The Luckiest Girl on Broadway
Kelli O'Hara is one of Broadway's top leading ladies, with three Tony nominations under her belt for A Light in the Piazza, The Pajama Game, and Lincoln Center's long-running smash revival of South Pacific, which she recently returned to for the show's final weeks and a PBS filming. A celebrated concert vocalist, O'Hara has also sung at Carnegie Hall with the New York and Boston Philharmonic orchestras. Additionally, she a bright new light on the elite cabaret circuit, with an acclaimed show at the Carlyle last year and her debut at Feinstein's this week. She is blissfully wed to a husband, actor/singer/songwriter Greg Naughton, who, as the son of stage and screen legend James Naughton is himself second-generation Broadway royalty. And to top it off the couple has a bouncing baby boy they are raising at their rural hideaway in upstate NY. Yep, O'Hara seemingly has it all.

And yet, when we chatted by phone last week, O'Hara half-laughed and half-groaned when I told her this fairy-tale life of hers sounds too good to be true. "Oh no!" she exclaimed. "That's a horrible place to be, because then you're doomed to fail!" But I'm apparently not the only on who thinks O'Hara's life sounds picture-perfect. O'Hara admits that during her shows at the Carlyle, "Katie Couric and a bunch of her girlfriends came, and she was so sweet and so cute, and then she just said 'Sometimes I want to strangle you!'"

But despite O'Hara's worries that she might have it too good, she gave me plenty of evidence that she leads a charmed life - her son, Owen, sleeps well, we learn, and accompanies her on the concert outings for which her delicate lyric soprano vocal chops are in muchdemand. "It's a lovely thing to be able to do to just go and sing" she says. "So I feel very lucky to have that option." Her home life in between gigs sounds pretty idyllic too. "We literally sit around and sing. and it's so annoying" O'Hara says with a laugh. "It's a house full of music. If anyone was a fly on the wall in our house they would totally roll their eyes at us because we just sit around and sing in harmony and do-wop at dinner."

It's not that O'Hara hasn't paid her dues. Her last three Broadway outings may have been Tony-nominated triumphs, but before that she did time in a number of stinkers, she reminds us. "Oh my god, are you kidding me? I was the flop girl until Light in the Piazza. came around" she laughs. "I did Dracula [the short-lived, un-lamented Frank Wildhorn musical] for God's sake! And I was in Jekyll and Hyde, which wasn't actually a flop, but I was in it when it was closing, and it was David Hasselhoff and Sebastian Bach, and the whole company was unraveling quickly, and it just felt like it wasn't a show with a lot of life left in it."

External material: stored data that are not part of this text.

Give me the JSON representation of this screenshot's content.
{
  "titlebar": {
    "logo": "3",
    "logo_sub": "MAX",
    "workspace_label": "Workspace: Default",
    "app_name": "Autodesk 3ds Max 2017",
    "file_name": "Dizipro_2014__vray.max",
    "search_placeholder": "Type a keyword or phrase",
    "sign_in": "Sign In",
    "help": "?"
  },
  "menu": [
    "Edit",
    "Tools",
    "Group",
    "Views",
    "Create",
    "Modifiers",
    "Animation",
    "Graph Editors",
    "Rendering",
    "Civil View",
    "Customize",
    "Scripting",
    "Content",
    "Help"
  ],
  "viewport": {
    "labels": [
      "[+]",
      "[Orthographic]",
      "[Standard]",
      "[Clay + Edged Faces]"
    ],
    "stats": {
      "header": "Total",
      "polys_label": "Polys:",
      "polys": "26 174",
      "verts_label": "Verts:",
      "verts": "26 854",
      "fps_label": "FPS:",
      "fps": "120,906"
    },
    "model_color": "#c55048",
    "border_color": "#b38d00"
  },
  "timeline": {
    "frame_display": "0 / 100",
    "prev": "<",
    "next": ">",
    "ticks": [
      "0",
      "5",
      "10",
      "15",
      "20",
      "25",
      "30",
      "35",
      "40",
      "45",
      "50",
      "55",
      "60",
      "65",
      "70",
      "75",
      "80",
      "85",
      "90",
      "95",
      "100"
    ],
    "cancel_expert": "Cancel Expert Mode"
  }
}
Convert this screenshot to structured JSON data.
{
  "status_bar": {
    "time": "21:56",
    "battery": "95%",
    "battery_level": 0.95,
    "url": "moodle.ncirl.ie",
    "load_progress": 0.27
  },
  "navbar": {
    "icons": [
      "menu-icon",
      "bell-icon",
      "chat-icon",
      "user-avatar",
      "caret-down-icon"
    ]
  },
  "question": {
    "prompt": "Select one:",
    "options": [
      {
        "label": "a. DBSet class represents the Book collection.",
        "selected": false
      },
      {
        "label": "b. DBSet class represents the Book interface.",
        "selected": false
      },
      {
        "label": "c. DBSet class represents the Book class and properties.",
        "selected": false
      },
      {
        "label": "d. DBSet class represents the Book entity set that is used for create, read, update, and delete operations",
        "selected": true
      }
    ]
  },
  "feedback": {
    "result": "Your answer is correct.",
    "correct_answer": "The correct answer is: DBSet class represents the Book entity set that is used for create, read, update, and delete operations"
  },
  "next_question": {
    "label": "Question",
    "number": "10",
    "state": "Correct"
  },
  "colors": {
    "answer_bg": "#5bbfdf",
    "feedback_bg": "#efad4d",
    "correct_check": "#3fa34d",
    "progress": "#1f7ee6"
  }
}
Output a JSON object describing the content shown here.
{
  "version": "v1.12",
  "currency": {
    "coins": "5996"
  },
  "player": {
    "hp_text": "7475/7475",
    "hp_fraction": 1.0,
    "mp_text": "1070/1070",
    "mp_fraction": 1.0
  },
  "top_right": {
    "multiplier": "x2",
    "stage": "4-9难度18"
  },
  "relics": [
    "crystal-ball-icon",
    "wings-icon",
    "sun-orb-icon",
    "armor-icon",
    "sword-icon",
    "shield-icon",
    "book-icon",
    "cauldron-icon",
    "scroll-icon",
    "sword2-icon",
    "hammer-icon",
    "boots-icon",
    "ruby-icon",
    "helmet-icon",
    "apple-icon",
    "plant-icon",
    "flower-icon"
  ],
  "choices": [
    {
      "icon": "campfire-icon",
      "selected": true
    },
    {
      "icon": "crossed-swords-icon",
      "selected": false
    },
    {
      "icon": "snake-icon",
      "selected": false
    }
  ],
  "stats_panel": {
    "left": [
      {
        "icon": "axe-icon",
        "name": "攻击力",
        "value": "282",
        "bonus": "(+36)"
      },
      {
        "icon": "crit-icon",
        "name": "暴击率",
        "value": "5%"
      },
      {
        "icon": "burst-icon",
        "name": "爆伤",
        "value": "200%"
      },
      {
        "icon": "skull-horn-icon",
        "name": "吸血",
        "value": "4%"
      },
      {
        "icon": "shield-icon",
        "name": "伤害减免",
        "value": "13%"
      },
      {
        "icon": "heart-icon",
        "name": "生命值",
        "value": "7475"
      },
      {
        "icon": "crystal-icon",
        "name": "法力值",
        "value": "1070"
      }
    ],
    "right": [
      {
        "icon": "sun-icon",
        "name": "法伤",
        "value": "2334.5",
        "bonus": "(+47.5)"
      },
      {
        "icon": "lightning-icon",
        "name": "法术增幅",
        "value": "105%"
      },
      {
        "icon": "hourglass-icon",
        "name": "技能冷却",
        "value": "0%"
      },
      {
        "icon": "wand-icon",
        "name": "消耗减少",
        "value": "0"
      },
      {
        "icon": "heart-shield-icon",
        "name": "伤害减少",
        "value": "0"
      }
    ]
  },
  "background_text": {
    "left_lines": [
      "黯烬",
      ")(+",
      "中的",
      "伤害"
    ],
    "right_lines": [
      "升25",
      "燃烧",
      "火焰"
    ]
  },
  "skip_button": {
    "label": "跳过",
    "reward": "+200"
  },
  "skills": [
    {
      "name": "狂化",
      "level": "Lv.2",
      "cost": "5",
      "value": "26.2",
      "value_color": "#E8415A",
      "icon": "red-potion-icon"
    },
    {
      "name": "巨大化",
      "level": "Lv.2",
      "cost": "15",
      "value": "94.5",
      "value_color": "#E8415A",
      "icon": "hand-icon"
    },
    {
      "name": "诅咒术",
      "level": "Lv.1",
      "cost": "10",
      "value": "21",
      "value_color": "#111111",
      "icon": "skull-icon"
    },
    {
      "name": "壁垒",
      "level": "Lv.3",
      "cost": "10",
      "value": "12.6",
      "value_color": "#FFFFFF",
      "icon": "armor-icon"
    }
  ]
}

Those days are certainly long gone, and O'Hara now finds herself in the enviable position of being able to pick and choose when it comes to new projects, which she admits is a bit of a challenge coming off the critical and commercial double-whammy of South Pacific. "I think it would be important to look for something really different, so that it would be fulfilling in a way that South Pacific wasn't" she says. "So even if it's not a huge success at least it's a fulfilling challenge as far as creativity goes." Wherever she goes next, O'Hara tells us, her priority will be balancing her professional and personal life, which in a sense, we learn, is the theme of her Feinstein's show. "Really the show is based on something that Stephen Sondheim said in his show Sondheim on Sondheim. He said that he'd never did his own librettos because he wanted to have a family when he wrote a show, and if he did everything himself he wouldn't get that. I loved that because my life right now is the balance between my family in shows and the world of my business and then my own family that I'm creating."

And the key to striking that balance, O'Hara believes, is to try to stay in the moment. "If you don't just catch it now it's gone" she says. "Meaning my career, my child growing so fast, the families that you make, especially in this business -- everything about life is fleeting. So the answers to all these questions is just to soak in what's right in front of you right now." She pauses before letting out a light trill of laughter, adding: "And hopefully I won't get too grand about the subject -- There will be some humor in there too. I don't want to get too schmaltzy!"